Header Ads

Memusuhi Matahari, Merindukan Matahari

Aku membayangkan berada di tengah mentari. Kurasakan secara langsung panasnya yang menggairahkan penduduk bumi. Menemani sang mentari yang sendirian, hanya bisa memancarkan kasihnya tanpa pernah mau diberi. Aku ingin menjadi temannya, menjadi pengatur waktu yang baik baginya untuk membagi cahaya. Agar teman-temanku di bumi tidak saling bertengkar, memperebutkan mentari.

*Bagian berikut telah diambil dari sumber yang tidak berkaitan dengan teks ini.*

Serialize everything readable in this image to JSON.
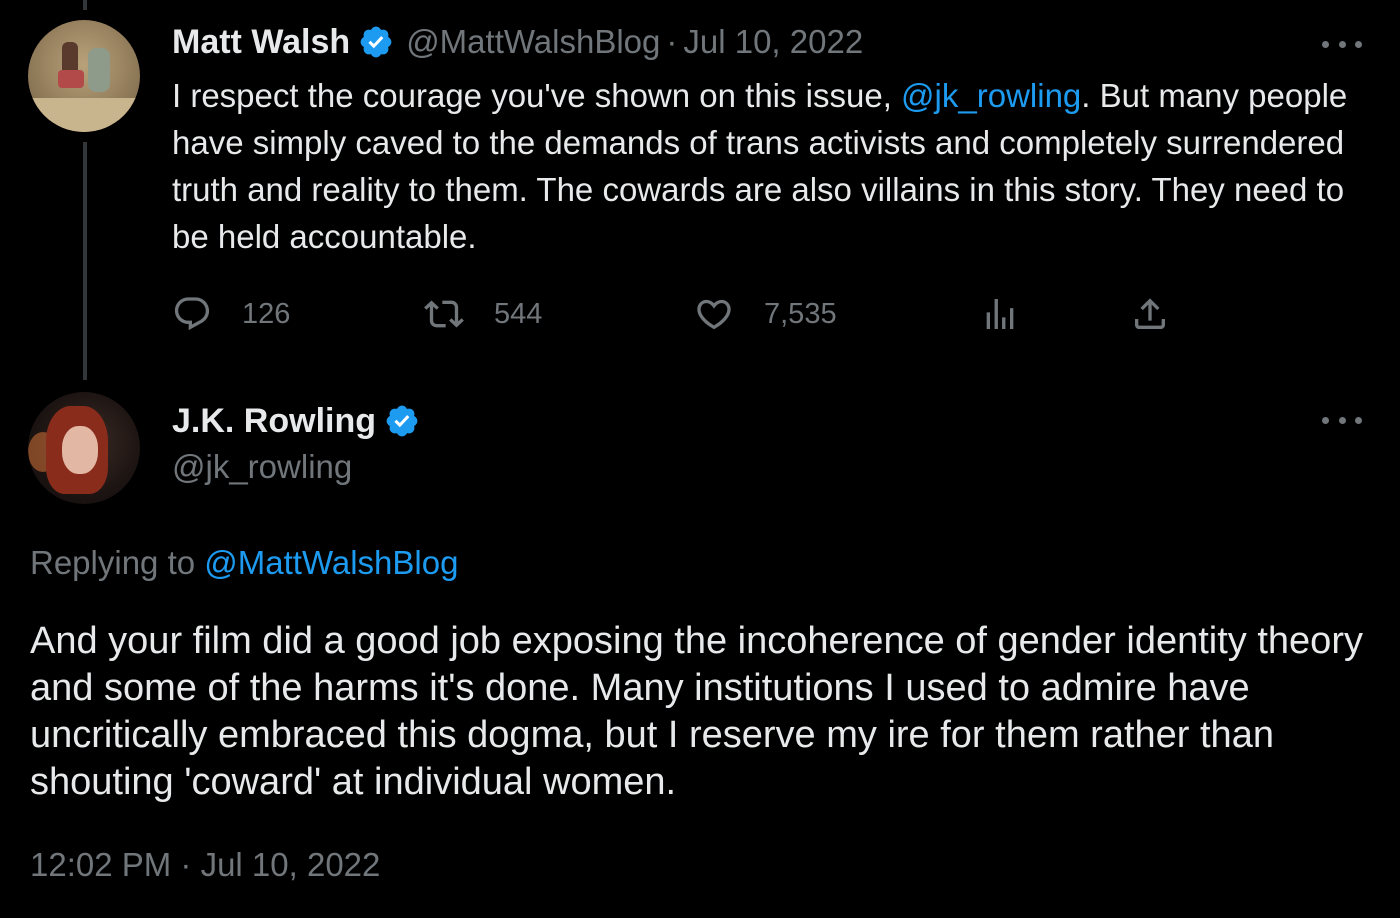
{
  "thread": {
    "parent_tweet": {
      "author_name": "Matt Walsh",
      "handle": "@MattWalshBlog",
      "separator": "·",
      "date": "Jul 10, 2022",
      "text_before_mention": "I respect the courage you've shown on this issue, ",
      "mention": "@jk_rowling",
      "text_after_mention": ". But many people have simply caved to the demands of trans activists and completely surrendered truth and reality to them. The cowards are also villains in this story. They need to be held accountable.",
      "stats": {
        "replies": "126",
        "retweets": "544",
        "likes": "7,535"
      }
    },
    "main_tweet": {
      "author_name": "J.K. Rowling",
      "handle": "@jk_rowling",
      "replying_to_label": "Replying to ",
      "replying_to_handle": "@MattWalshBlog",
      "text": "And your film did a good job exposing the incoherence of gender identity theory and some of the harms it's done. Many institutions I used to admire have uncritically embraced this dogma, but I reserve my ire for them rather than shouting 'coward' at individual women.",
      "timestamp": "12:02 PM · Jul 10, 2022"
    }
  },
  "icons": {
    "verified": "verified-badge-icon",
    "more": "more-options-icon",
    "reply": "reply-icon",
    "retweet": "retweet-icon",
    "like": "heart-icon",
    "views": "views-icon",
    "share": "share-icon"
  },
  "colors": {
    "background": "#000000",
    "text": "#e7e9ea",
    "muted": "#71767b",
    "accent": "#1d9bf0",
    "thread_line": "#333639"
  }
}
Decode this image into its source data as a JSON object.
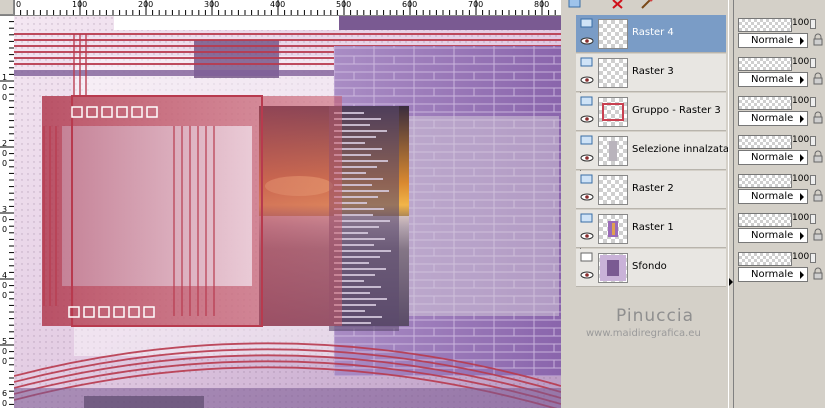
{
  "ruler": {
    "top_labels": [
      "0",
      "100",
      "200",
      "300",
      "400",
      "500",
      "600",
      "700",
      "800"
    ],
    "left_labels": [
      "1",
      "0",
      "0",
      "2",
      "0",
      "0",
      "3",
      "0",
      "0",
      "4",
      "0",
      "0",
      "5",
      "0",
      "0",
      "6",
      "0"
    ]
  },
  "layers": [
    {
      "name": "Raster 4",
      "selected": true,
      "opacity": "100",
      "blend": "Normale"
    },
    {
      "name": "Raster 3",
      "selected": false,
      "opacity": "100",
      "blend": "Normale"
    },
    {
      "name": "Gruppo - Raster 3",
      "selected": false,
      "opacity": "100",
      "blend": "Normale"
    },
    {
      "name": "Selezione innalzata",
      "selected": false,
      "opacity": "100",
      "blend": "Normale"
    },
    {
      "name": "Raster 2",
      "selected": false,
      "opacity": "100",
      "blend": "Normale"
    },
    {
      "name": "Raster 1",
      "selected": false,
      "opacity": "100",
      "blend": "Normale"
    },
    {
      "name": "Sfondo",
      "selected": false,
      "opacity": "100",
      "blend": "Normale"
    }
  ],
  "watermark": {
    "name": "Pinuccia",
    "url": "www.maidiregrafica.eu"
  },
  "colors": {
    "selected_row": "#7a9cc6",
    "accent_red": "#b83a4e",
    "purple": "#8e6aa8"
  },
  "icons": {
    "toolbar": [
      "new-layer-icon",
      "delete-layer-icon",
      "brush-icon"
    ],
    "layer_row": [
      "raster-layer-icon",
      "eye-icon",
      "lock-icon"
    ]
  }
}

Dan perdamaian terwujud.

            Mimpi ini kulayangkan ke mentari karena aku hanya bisa melihatnya setengah hari. Tidak sepanjang hari. Malam membuatku sedih karena dentuman bom di tempat sana sungguh menyesakkanku. Desing peluru juga kerap menyentuh alat pendengaranku. Selisih beberapa senti saja, nyawaku bisa melayang olehnya.

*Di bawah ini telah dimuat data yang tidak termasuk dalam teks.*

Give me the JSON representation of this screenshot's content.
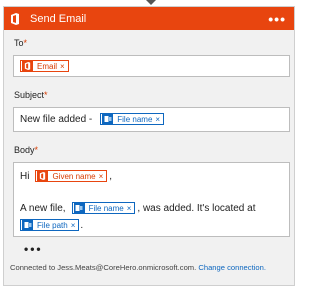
{
  "header": {
    "title": "Send Email",
    "more_label": "•••",
    "icon": "office-icon"
  },
  "fields": {
    "to": {
      "label": "To",
      "required_mark": "*",
      "token": {
        "label": "Email",
        "icon": "office-icon"
      }
    },
    "subject": {
      "label": "Subject",
      "required_mark": "*",
      "text": "New file added -",
      "token": {
        "label": "File name",
        "icon": "sharepoint-icon"
      }
    },
    "body": {
      "label": "Body",
      "required_mark": "*",
      "line1_prefix": "Hi",
      "token_given_name": {
        "label": "Given name",
        "icon": "office-icon"
      },
      "line1_suffix": ",",
      "line2_prefix": "A new file,",
      "token_file_name": {
        "label": "File name",
        "icon": "sharepoint-icon"
      },
      "line2_suffix": ", was added. It's located at",
      "token_file_path": {
        "label": "File path",
        "icon": "sharepoint-icon"
      },
      "line3_suffix": "."
    }
  },
  "token_remove": "×",
  "more_options": "•••",
  "footer": {
    "connected_text": "Connected to Jess.Meats@CoreHero.onmicrosoft.com.",
    "change_link": "Change connection."
  },
  "colors": {
    "office": "#e8450f",
    "sharepoint": "#0e67bf"
  }
}
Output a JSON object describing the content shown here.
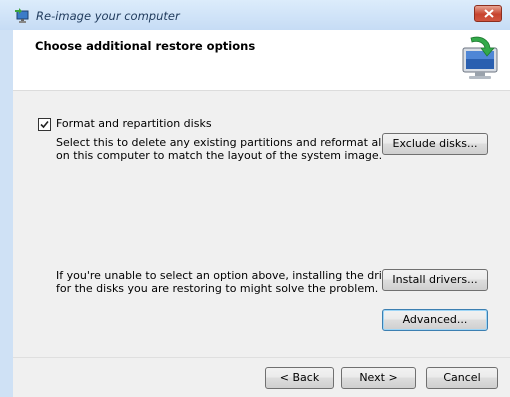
{
  "window": {
    "title": "Re-image your computer"
  },
  "header": {
    "title": "Choose additional restore options",
    "icon": "computer-restore-icon"
  },
  "options": {
    "format_checkbox": {
      "label": "Format and repartition disks",
      "checked": true
    },
    "format_desc_line1": "Select this to delete any existing partitions and reformat all disks",
    "format_desc_line2": "on this computer to match the layout of the system image.",
    "exclude_disks_label": "Exclude disks...",
    "drivers_info_line1": "If you're unable to select an option above, installing the drivers",
    "drivers_info_line2": "for the disks you are restoring to might solve the problem.",
    "install_drivers_label": "Install drivers...",
    "advanced_label": "Advanced..."
  },
  "footer": {
    "back_label": "< Back",
    "next_label": "Next >",
    "cancel_label": "Cancel"
  },
  "colors": {
    "titlebar": "#c6dcf5",
    "close_button": "#c7442f",
    "dialog_bg": "#f0f0f0",
    "default_button_border": "#3c7fb1"
  }
}
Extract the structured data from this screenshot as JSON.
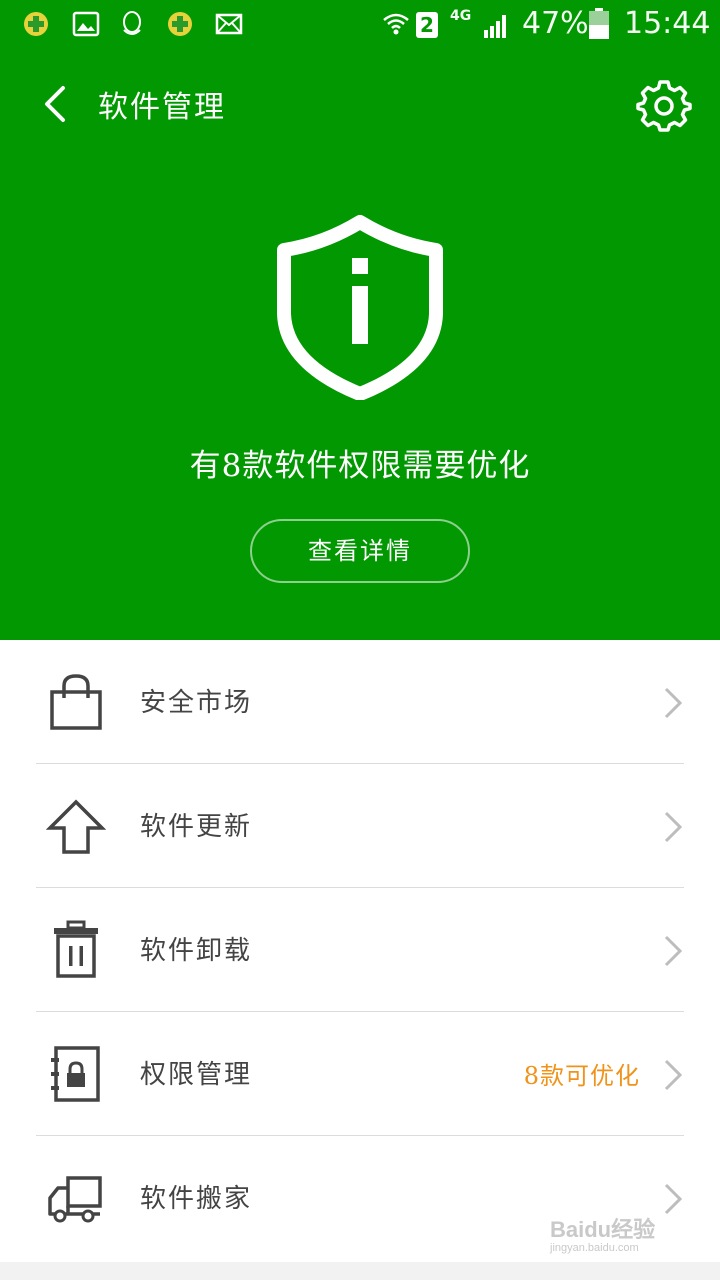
{
  "status_bar": {
    "battery": "47%",
    "time": "15:44",
    "network": "4G",
    "sim": "2",
    "notification_icons": [
      "360-icon",
      "gallery-icon",
      "qq-icon",
      "360-icon",
      "mail-icon"
    ]
  },
  "header": {
    "title": "软件管理",
    "back_icon": "back-arrow-icon",
    "settings_icon": "gear-icon"
  },
  "hero": {
    "icon": "shield-info-icon",
    "headline": "有8款软件权限需要优化",
    "button_label": "查看详情"
  },
  "menu": {
    "items": [
      {
        "label": "安全市场",
        "icon": "shopping-bag-icon",
        "badge": ""
      },
      {
        "label": "软件更新",
        "icon": "upload-arrow-icon",
        "badge": ""
      },
      {
        "label": "软件卸载",
        "icon": "trash-icon",
        "badge": ""
      },
      {
        "label": "权限管理",
        "icon": "lock-book-icon",
        "badge": "8款可优化"
      },
      {
        "label": "软件搬家",
        "icon": "truck-icon",
        "badge": ""
      }
    ]
  },
  "watermark": {
    "text": "Baidu经验",
    "sub": "jingyan.baidu.com"
  },
  "colors": {
    "header_bg": "#029802",
    "badge": "#f0931a",
    "row_text": "#444444",
    "divider": "#dcdcdc"
  }
}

            Mentari, aku ingin berteman denganmu di saat kawan-kawanku musnah dikubur paksa oleh pasukan penjajah. Pernah kuliat dengan mata kepalaku sendiri, sahabatku digilas tank tempur. Sungguh biadab benar tentara-tentara itu. Mereka layaknya pelacur yang kegirangan menerima uang setelah puas membantai pelanggannya.

            Aku hanya ingin tahu, apakah di matahari ada perang. Suhu di sana apakah sama dengan bumi ini. Api di sini apakah berasal dari sana, atau berasal dari hati kami? Terus terang aku merindukan sahabat layaknya mentari yang selalu adil, walaupun hanya memberiku setengah hari. Bukan satu hari penuh.